8.1 Cysteine Chemistry — The Molecular Basis

  • Cysteine: Contains a thiol group (-SH).

    • At physiological pH, some cysteines exist in a thiolate form (-S⁻).

    • The thiolate is:

    • More nucleophilic, allowing easy binding.

    • Sensitive to oxidation.

    • Lacks a closed structure, dependent on surrounding amino acids and position within the protein.

  • Significance: Cysteine acts as an ideal redox switch due to its reactivity.

8.2 Reversible Cysteine Oxidation (Physiological Signalling)

  • When $H2O2$ reacts with a reactive cysteine thiolate:

    • Step 1: Formation of Sulfenic Acid
      –S^{-} + H2O2 \rightarrow –SOH (sulfenic acid)

    • Characteristics:

    • Unstable

    • Highly reactive

    • Reversible

  • Step 2: Possible Reversible Outcomes

    1. Form a disulfide bond:
      –SOH + –SH \rightarrow –S–S– (can be intramolecular or intermolecular).

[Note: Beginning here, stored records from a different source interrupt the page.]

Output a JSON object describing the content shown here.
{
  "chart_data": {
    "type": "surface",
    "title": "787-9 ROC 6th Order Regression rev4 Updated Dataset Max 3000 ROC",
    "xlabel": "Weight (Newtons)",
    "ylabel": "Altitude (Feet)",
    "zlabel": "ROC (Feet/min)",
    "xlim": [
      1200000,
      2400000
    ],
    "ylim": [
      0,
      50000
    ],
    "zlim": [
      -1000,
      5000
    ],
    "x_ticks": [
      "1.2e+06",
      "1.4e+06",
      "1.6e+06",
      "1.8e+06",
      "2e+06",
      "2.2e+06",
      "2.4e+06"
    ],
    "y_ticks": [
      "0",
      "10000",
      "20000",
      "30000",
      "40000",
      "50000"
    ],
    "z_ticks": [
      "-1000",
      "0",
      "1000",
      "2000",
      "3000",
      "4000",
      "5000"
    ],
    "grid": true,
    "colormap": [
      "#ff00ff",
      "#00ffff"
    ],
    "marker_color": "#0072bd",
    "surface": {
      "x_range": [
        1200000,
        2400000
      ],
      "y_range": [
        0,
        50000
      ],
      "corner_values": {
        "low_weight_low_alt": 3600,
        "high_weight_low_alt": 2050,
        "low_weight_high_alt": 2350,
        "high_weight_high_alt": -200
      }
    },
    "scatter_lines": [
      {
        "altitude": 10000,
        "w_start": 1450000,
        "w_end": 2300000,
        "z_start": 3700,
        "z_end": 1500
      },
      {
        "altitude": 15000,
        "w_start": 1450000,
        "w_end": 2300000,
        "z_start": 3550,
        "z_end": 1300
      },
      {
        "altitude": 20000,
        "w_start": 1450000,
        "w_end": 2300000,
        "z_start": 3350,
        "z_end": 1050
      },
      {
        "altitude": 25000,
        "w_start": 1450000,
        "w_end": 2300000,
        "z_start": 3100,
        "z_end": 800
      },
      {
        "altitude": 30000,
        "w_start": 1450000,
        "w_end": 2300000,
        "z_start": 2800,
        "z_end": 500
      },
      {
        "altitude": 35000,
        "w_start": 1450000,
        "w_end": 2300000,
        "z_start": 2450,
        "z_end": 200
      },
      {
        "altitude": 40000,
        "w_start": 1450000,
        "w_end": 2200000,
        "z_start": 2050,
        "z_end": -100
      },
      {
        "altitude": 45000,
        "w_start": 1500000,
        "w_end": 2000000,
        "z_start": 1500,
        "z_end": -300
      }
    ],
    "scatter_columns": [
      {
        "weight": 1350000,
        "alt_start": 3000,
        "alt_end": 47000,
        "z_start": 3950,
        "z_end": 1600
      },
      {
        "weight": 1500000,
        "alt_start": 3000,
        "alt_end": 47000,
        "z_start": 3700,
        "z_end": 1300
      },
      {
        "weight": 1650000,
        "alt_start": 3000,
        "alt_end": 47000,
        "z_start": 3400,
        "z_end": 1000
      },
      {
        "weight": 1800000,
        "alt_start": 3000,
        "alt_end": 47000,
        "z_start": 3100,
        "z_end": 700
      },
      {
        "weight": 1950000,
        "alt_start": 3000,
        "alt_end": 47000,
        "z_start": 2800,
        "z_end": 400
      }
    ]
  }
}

    2. Form mixed disulfide with glutathione (S-glutathionylation):
      Protein–SH + GSH \rightarrow Protein–SSG

  • Functional Consequences:

    • Reversible cysteine oxidation can:

    • Inactivate protein tyrosine phosphatases.

    • Activate kinases.

    • Change transcription factor DNA binding.

    • Alter cytoskeletal dynamics.

  • Example: Protein tyrosine phosphatases require a reduced cysteine for catalysis. Oxidation temporarily inhibits them, enhancing phosphorylation signalling.